I am from the musahar caste (a community of rat-eaters, considered one of the lowest castes in India), where our people usually do not study. Musahars don't eat rats so much now as they did before.
Since I was a child I wanted to study. My parents did not allow me or want me to study. So I went to this didi at the Mahila Samkhya (an all woman project run by the government aimed at assisting the most disadvantaged women in areas with lowest literacy rates). I didn't know how to hold a pen and she taught me how to start writing.
I did not have a pen or a note book, so I stole Rs 5 from my home and bought a pen for Rs 2 and copy for Rs 2. I used to tell my parents that I was going to my elder sister's house but I went to the Mahila Samkhya didi instead.
One day I just left home in the clothes I was wearing for the government-run residential school for girls which is from Class I to V. I stayed at the school for two months without telling my parents or going back to them.
Then one day my parents came to that didi and asked her if she had sold me. On hearing that I had been enrolled in school, they came to see me. I think they are now happy that I am in school.
I have three brothers who dropped out of school very early on. They are labourers at a road construction site.

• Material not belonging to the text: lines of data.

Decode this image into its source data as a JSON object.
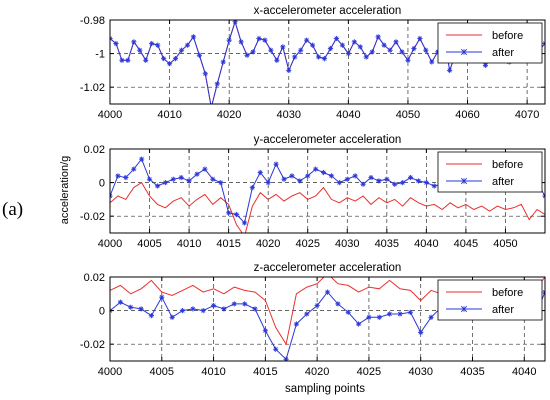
{
  "figure": {
    "panel_label": "(a)",
    "ylabel": "acceleration/g",
    "xlabel": "sampling points",
    "colors": {
      "before": "#e8312f",
      "after": "#2a37d8",
      "grid": "#000000"
    }
  },
  "chart_data": [
    {
      "type": "line",
      "title": "x-accelerometer acceleration",
      "xlabel": "",
      "ylabel": "",
      "xlim": [
        4000,
        4073
      ],
      "ylim": [
        -1.03,
        -0.98
      ],
      "xticks": [
        4000,
        4010,
        4020,
        4030,
        4040,
        4050,
        4060,
        4070
      ],
      "yticks": [
        -0.98,
        -1,
        -1.02
      ],
      "ytick_labels": [
        "-0.98",
        "-1",
        "-1.02"
      ],
      "grid": true,
      "legend": "top-right",
      "series": [
        {
          "name": "before",
          "x": [
            4000,
            4001,
            4002,
            4003,
            4004,
            4005,
            4006,
            4007,
            4008,
            4009,
            4010,
            4011,
            4012,
            4013,
            4014,
            4015,
            4016,
            4017,
            4018,
            4019,
            4020,
            4021,
            4022,
            4023,
            4024,
            4025,
            4026,
            4027,
            4028,
            4029,
            4030,
            4031,
            4032,
            4033,
            4034,
            4035,
            4036,
            4037,
            4038,
            4039,
            4040,
            4041,
            4042,
            4043,
            4044,
            4045,
            4046,
            4047,
            4048,
            4049,
            4050,
            4051,
            4052,
            4053,
            4054,
            4055,
            4056,
            4057,
            4058,
            4059,
            4060,
            4061,
            4062,
            4063,
            4064,
            4065,
            4066,
            4067,
            4068,
            4069,
            4070,
            4071,
            4072,
            4073
          ],
          "values": [
            -0.991,
            -0.994,
            -1.004,
            -1.004,
            -0.993,
            -0.998,
            -1.004,
            -0.994,
            -0.995,
            -1.003,
            -1.006,
            -1.003,
            -0.998,
            -0.995,
            -0.99,
            -1.001,
            -1.012,
            -1.032,
            -1.018,
            -1.005,
            -0.992,
            -0.981,
            -0.993,
            -1.001,
            -0.999,
            -0.991,
            -0.992,
            -0.998,
            -1.004,
            -0.996,
            -1.01,
            -1.002,
            -0.998,
            -0.992,
            -0.995,
            -1.002,
            -1.003,
            -0.997,
            -0.991,
            -0.995,
            -1.0,
            -0.993,
            -0.996,
            -1.002,
            -0.999,
            -0.99,
            -0.995,
            -0.998,
            -0.993,
            -0.999,
            -1.004,
            -0.997,
            -0.991,
            -0.998,
            -1.005,
            -0.999,
            -0.99,
            -1.01,
            -1.0,
            -0.994,
            -0.993,
            -1.002,
            -0.994,
            -1.007,
            -1.003,
            -0.995,
            -0.997,
            -1.005,
            -1.002,
            -0.996,
            -1.004,
            -1.003,
            -0.998,
            -0.994
          ]
        },
        {
          "name": "after",
          "x": [
            4000,
            4001,
            4002,
            4003,
            4004,
            4005,
            4006,
            4007,
            4008,
            4009,
            4010,
            4011,
            4012,
            4013,
            4014,
            4015,
            4016,
            4017,
            4018,
            4019,
            4020,
            4021,
            4022,
            4023,
            4024,
            4025,
            4026,
            4027,
            4028,
            4029,
            4030,
            4031,
            4032,
            4033,
            4034,
            4035,
            4036,
            4037,
            4038,
            4039,
            4040,
            4041,
            4042,
            4043,
            4044,
            4045,
            4046,
            4047,
            4048,
            4049,
            4050,
            4051,
            4052,
            4053,
            4054,
            4055,
            4056,
            4057,
            4058,
            4059,
            4060,
            4061,
            4062,
            4063,
            4064,
            4065,
            4066,
            4067,
            4068,
            4069,
            4070,
            4071,
            4072,
            4073
          ],
          "values": [
            -0.991,
            -0.994,
            -1.004,
            -1.004,
            -0.993,
            -0.998,
            -1.004,
            -0.994,
            -0.995,
            -1.003,
            -1.006,
            -1.003,
            -0.998,
            -0.995,
            -0.99,
            -1.001,
            -1.012,
            -1.032,
            -1.018,
            -1.005,
            -0.992,
            -0.981,
            -0.993,
            -1.001,
            -0.999,
            -0.991,
            -0.992,
            -0.998,
            -1.004,
            -0.996,
            -1.01,
            -1.002,
            -0.998,
            -0.992,
            -0.995,
            -1.002,
            -1.003,
            -0.997,
            -0.991,
            -0.995,
            -1.0,
            -0.993,
            -0.996,
            -1.002,
            -0.999,
            -0.99,
            -0.995,
            -0.998,
            -0.993,
            -0.999,
            -1.004,
            -0.997,
            -0.991,
            -0.998,
            -1.005,
            -0.999,
            -0.99,
            -1.01,
            -1.0,
            -0.994,
            -0.993,
            -1.002,
            -0.994,
            -1.007,
            -1.003,
            -0.995,
            -0.997,
            -1.005,
            -1.002,
            -0.996,
            -1.004,
            -1.003,
            -0.998,
            -0.994
          ]
        }
      ]
    },
    {
      "type": "line",
      "title": "y-accelerometer acceleration",
      "xlabel": "",
      "ylabel": "acceleration/g",
      "xlim": [
        4000,
        4055
      ],
      "ylim": [
        -0.03,
        0.02
      ],
      "xticks": [
        4000,
        4005,
        4010,
        4015,
        4020,
        4025,
        4030,
        4035,
        4040,
        4045,
        4050
      ],
      "yticks": [
        0.02,
        0,
        -0.02
      ],
      "ytick_labels": [
        "0.02",
        "0",
        "-0.02"
      ],
      "grid": true,
      "legend": "top-right",
      "series": [
        {
          "name": "before",
          "x": [
            4000,
            4001,
            4002,
            4003,
            4004,
            4005,
            4006,
            4007,
            4008,
            4009,
            4010,
            4011,
            4012,
            4013,
            4014,
            4015,
            4016,
            4017,
            4018,
            4019,
            4020,
            4021,
            4022,
            4023,
            4024,
            4025,
            4026,
            4027,
            4028,
            4029,
            4030,
            4031,
            4032,
            4033,
            4034,
            4035,
            4036,
            4037,
            4038,
            4039,
            4040,
            4041,
            4042,
            4043,
            4044,
            4045,
            4046,
            4047,
            4048,
            4049,
            4050,
            4051,
            4052,
            4053,
            4054,
            4055
          ],
          "values": [
            -0.012,
            -0.008,
            -0.01,
            -0.003,
            0.0,
            -0.008,
            -0.013,
            -0.015,
            -0.011,
            -0.009,
            -0.014,
            -0.01,
            -0.007,
            -0.013,
            -0.009,
            -0.013,
            -0.025,
            -0.032,
            -0.014,
            -0.006,
            -0.01,
            -0.007,
            -0.011,
            -0.008,
            -0.006,
            -0.01,
            -0.008,
            -0.003,
            -0.01,
            -0.012,
            -0.009,
            -0.011,
            -0.008,
            -0.013,
            -0.009,
            -0.012,
            -0.01,
            -0.014,
            -0.009,
            -0.012,
            -0.014,
            -0.013,
            -0.016,
            -0.012,
            -0.015,
            -0.013,
            -0.016,
            -0.014,
            -0.017,
            -0.014,
            -0.016,
            -0.015,
            -0.013,
            -0.022,
            -0.016,
            -0.019
          ]
        },
        {
          "name": "after",
          "x": [
            4000,
            4001,
            4002,
            4003,
            4004,
            4005,
            4006,
            4007,
            4008,
            4009,
            4010,
            4011,
            4012,
            4013,
            4014,
            4015,
            4016,
            4017,
            4018,
            4019,
            4020,
            4021,
            4022,
            4023,
            4024,
            4025,
            4026,
            4027,
            4028,
            4029,
            4030,
            4031,
            4032,
            4033,
            4034,
            4035,
            4036,
            4037,
            4038,
            4039,
            4040,
            4041,
            4042,
            4043,
            4044,
            4045,
            4046,
            4047,
            4048,
            4049,
            4050,
            4051,
            4052,
            4053,
            4054,
            4055
          ],
          "values": [
            -0.008,
            0.004,
            0.003,
            0.008,
            0.014,
            0.002,
            -0.002,
            0.0,
            0.002,
            0.003,
            0.001,
            0.005,
            0.008,
            0.002,
            0.0,
            -0.018,
            -0.019,
            -0.024,
            -0.003,
            0.006,
            0.0,
            0.011,
            0.002,
            0.004,
            0.001,
            0.004,
            0.008,
            0.006,
            0.004,
            0.0,
            0.002,
            0.004,
            -0.001,
            0.003,
            0.001,
            0.002,
            -0.001,
            0.0,
            0.003,
            0.001,
            0.0,
            -0.002,
            -0.001,
            0.001,
            -0.001,
            0.0,
            -0.001,
            0.0,
            0.001,
            0.0,
            -0.001,
            0.001,
            0.0,
            -0.001,
            0.0,
            -0.008
          ]
        }
      ]
    },
    {
      "type": "line",
      "title": "z-accelerometer acceleration",
      "xlabel": "sampling points",
      "ylabel": "",
      "xlim": [
        4000,
        4042
      ],
      "ylim": [
        -0.03,
        0.02
      ],
      "xticks": [
        4000,
        4005,
        4010,
        4015,
        4020,
        4025,
        4030,
        4035,
        4040
      ],
      "yticks": [
        0.02,
        0,
        -0.02
      ],
      "ytick_labels": [
        "0.02",
        "0",
        "-0.02"
      ],
      "grid": true,
      "legend": "top-right",
      "series": [
        {
          "name": "before",
          "x": [
            4000,
            4001,
            4002,
            4003,
            4004,
            4005,
            4006,
            4007,
            4008,
            4009,
            4010,
            4011,
            4012,
            4013,
            4014,
            4015,
            4016,
            4017,
            4018,
            4019,
            4020,
            4021,
            4022,
            4023,
            4024,
            4025,
            4026,
            4027,
            4028,
            4029,
            4030,
            4031,
            4032,
            4033,
            4034,
            4035,
            4036,
            4037,
            4038,
            4039,
            4040,
            4041,
            4042
          ],
          "values": [
            0.012,
            0.015,
            0.01,
            0.013,
            0.018,
            0.011,
            0.009,
            0.012,
            0.015,
            0.011,
            0.013,
            0.01,
            0.014,
            0.012,
            0.011,
            0.006,
            -0.01,
            -0.02,
            0.01,
            0.014,
            0.016,
            0.022,
            0.016,
            0.015,
            0.011,
            0.014,
            0.013,
            0.018,
            0.013,
            0.012,
            0.006,
            0.012,
            0.01,
            0.013,
            0.012,
            0.009,
            0.011,
            0.012,
            0.01,
            0.013,
            0.01,
            0.012,
            0.02
          ]
        },
        {
          "name": "after",
          "x": [
            4000,
            4001,
            4002,
            4003,
            4004,
            4005,
            4006,
            4007,
            4008,
            4009,
            4010,
            4011,
            4012,
            4013,
            4014,
            4015,
            4016,
            4017,
            4018,
            4019,
            4020,
            4021,
            4022,
            4023,
            4024,
            4025,
            4026,
            4027,
            4028,
            4029,
            4030,
            4031,
            4032,
            4033,
            4034,
            4035,
            4036,
            4037,
            4038,
            4039,
            4040,
            4041,
            4042
          ],
          "values": [
            0.0,
            0.005,
            0.002,
            0.001,
            -0.003,
            0.008,
            -0.004,
            0.0,
            0.001,
            0.0,
            0.003,
            0.001,
            0.004,
            0.004,
            0.001,
            -0.012,
            -0.023,
            -0.029,
            -0.008,
            -0.002,
            0.003,
            0.011,
            0.004,
            -0.001,
            -0.008,
            -0.004,
            -0.004,
            -0.002,
            -0.002,
            -0.001,
            -0.013,
            -0.004,
            0.002,
            0.003,
            0.002,
            0.001,
            0.003,
            0.002,
            0.0,
            0.004,
            -0.002,
            -0.004,
            0.011
          ]
        }
      ]
    }
  ]
}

I am the youngest, so no one in my family has had an education.
My brothers tell my parents that 'you have allowed your daughter to go to school, we'll see what she achieves. It's not as if she'll get a BA degree, just because she has started going to school.' Now I am determined to pass my BA exam and show them that I can do it.
Image: Prabha Kumari, right, from a community of rat-eaters, one of India's so-called lowest castes, is the only one in her family to go to school.